The V-Nickel is an iconic piece of American coinage that was produced during the latter parts of the 19th century. Nowadays, these coins are particularly popular amongst collectors and are constantly sought after. This 5-cent piece coin was incredibly popular due to its usefulness. Nowadays, the V-Nickel is popular in the eyes of collectors who will stop at nothing to get their hands on these pieces of history.
For collectors, of course they desire the 1891 V-Nickel in excellent condition. Since these coins were produced about a century ago, not many have survived the years in great shape. This is why collectors are willing to pay top-dollar for a Nickel that has been well-preserved.
For coins that have been around for any period of time, you have to take a good, hard look at the coin’s condition. While these coins may have some collectability value even if in poor condition, collectors most often want coins that are in excellent overall condition. Finding such coins can be challenging, however, as many of them have been used in circulation over the years.
When you are looking at a coin’s condition, you are really trying to determine how that coin may be graded. While a coin’s actual grade must be assigned by a recognized grading company, you can use the guidelines below to get a good idea of what a graded V-Nickel may look like according to grade.
Uncirculated: Collectors are often trying to get their hands on coins in this condition. These coins were never used in circulation, and therefore have maintained much of their original condition throughout the years. Looking at coins in this condition, you may even assume that they were just minted that same day.
Extremely Fine: Just below uncirculated grade, extremely fine coins are also coveted by coin collectors.
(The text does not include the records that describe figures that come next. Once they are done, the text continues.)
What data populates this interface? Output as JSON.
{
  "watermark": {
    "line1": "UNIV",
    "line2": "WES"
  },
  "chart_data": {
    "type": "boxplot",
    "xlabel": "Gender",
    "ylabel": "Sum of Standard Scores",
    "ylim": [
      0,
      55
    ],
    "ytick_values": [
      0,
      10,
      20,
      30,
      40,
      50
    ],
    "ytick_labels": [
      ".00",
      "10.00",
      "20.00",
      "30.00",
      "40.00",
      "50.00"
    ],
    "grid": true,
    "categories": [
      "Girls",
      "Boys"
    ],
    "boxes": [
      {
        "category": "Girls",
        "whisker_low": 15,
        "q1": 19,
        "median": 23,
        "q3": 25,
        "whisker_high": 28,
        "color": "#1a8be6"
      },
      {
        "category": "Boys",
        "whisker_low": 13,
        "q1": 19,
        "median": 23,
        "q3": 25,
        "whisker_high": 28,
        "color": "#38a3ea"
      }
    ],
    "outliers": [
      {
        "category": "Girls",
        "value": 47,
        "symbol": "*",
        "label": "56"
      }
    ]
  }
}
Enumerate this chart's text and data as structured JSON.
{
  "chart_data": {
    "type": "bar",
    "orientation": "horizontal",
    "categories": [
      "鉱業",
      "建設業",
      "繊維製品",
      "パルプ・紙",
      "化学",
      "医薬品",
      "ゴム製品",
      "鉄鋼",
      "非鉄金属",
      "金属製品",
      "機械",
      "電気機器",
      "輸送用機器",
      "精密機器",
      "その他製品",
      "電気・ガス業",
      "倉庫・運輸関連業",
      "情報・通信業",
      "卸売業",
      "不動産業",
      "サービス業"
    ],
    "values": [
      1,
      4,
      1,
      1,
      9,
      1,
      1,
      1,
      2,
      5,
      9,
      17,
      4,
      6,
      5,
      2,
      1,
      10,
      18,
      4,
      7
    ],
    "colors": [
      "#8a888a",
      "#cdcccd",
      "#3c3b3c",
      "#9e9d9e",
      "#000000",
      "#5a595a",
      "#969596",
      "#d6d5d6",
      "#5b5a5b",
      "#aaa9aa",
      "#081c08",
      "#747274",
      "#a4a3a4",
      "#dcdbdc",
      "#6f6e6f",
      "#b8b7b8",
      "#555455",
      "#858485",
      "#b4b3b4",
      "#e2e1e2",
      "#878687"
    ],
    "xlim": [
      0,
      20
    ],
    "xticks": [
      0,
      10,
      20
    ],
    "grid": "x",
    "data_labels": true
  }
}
Coins given this grade may have very minor wear and tear or surface damage and will appear to be in near-pristine condition. Only under close examination might you see the coin’s imperfections.
Fine: Coins that have been assigned a grade of fine have often been circulated for many years. These coins will display surface damage, including scratches and or dents. The integrity of the coin’s images and engravings usually remains intact, however.
Good: Good is the grade assigned to the majority of V-Nickels on the open market today. These coins have been widely used in circulation for some time, and show their age. Scratches, surface damage and blemishes are likely present. Coin collectors often steer clear of these coins in favor of coins in better condition. Coins graded good may still be valuable, however, based on type, mint year and relative scarcity.
As is the case with any coin more than 100 years old, the price you are going to pay will directly coincide with the condition the coin is in. For 1891 Nickels especially, collectors are willing to pay a large amount of money for one of these coins in great condition.